CVE-2025-66516

Nome do Software Vulnerável e Versões Afetadas tika-core versões 1.13 até 3.2.1 tika-parser-pdf-module versões 2.0.0 até 3.2.1 tika-parsers versões 1.13 até 1.28.5

Description O Apache Tika processa incorretamente entidades XML externas ao analisar conteúdo XFA (XML Forms Architecture) incorporado em arquivos PDF. Isso permite que um invasor remoto realize a injeção de Entidade Externa XML (XXE) por meio de um arquivo XFA manipulado dentro de um PDF. O problema decorre da falha do analisador XML no tika-core em restringir referências XML externas. A exploração bem-sucedida pode levar à divulgação de arquivos locais, Server-Side Request Forgery (SSRF), Negação de Serviço (DoS) ou execução remota de código em certas cadeias de exploração. A falha afeta implementações incorporadas do Tika que utilizam o analisador JDK StAX padrão. Aproximadamente 200 hosts no segmento RuNet foram identificados utilizando o Apache Tika, com cerca de 95% estimados como vulneráveis.

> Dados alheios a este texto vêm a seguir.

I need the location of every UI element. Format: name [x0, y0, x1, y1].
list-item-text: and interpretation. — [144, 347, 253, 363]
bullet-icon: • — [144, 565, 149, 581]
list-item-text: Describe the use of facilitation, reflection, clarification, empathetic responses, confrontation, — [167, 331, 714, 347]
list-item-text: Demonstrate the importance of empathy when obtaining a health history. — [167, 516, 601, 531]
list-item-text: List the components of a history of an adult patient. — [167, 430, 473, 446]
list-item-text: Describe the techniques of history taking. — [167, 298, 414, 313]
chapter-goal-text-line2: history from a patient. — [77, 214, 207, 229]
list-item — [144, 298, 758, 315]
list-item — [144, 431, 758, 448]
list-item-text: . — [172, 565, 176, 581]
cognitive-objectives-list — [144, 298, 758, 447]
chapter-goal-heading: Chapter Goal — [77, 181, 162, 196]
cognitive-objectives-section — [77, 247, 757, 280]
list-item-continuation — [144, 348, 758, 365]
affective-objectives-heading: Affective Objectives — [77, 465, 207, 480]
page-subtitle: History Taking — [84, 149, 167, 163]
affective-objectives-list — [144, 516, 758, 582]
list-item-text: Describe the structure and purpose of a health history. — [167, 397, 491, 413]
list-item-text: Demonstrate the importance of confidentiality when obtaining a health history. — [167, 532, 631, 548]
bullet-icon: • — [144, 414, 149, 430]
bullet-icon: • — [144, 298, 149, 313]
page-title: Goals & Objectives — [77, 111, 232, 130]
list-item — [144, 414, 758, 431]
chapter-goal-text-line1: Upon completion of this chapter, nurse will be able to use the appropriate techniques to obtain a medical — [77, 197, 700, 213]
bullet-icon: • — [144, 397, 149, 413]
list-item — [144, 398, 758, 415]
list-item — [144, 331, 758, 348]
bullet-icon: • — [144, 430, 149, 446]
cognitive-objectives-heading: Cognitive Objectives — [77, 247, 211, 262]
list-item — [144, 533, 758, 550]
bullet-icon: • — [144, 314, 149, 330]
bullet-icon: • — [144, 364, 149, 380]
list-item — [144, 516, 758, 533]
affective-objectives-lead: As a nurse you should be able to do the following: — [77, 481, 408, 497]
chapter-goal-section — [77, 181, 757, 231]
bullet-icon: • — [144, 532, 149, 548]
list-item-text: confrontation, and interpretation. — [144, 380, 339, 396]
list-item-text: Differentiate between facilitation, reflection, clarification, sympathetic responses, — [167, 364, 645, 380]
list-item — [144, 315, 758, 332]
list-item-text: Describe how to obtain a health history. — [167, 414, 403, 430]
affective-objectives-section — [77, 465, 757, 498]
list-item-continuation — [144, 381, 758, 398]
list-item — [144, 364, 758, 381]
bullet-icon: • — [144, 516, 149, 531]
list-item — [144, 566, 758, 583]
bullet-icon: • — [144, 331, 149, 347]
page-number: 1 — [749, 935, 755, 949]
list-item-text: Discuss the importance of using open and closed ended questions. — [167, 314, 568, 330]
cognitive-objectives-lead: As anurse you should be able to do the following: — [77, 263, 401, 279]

Recommendations Atualize o tika-core, tika-parser-pdf-module e tika-parsers para a versão 3.2.2. Como medida paliativa temporária, desative ou restrinja o processamento de arquivos XFA-PDF. Isole os processos do Tika utilizando um sandbox, restrinja as permissões de acesso ao sistema de arquivos e proíba requisições de rede externas.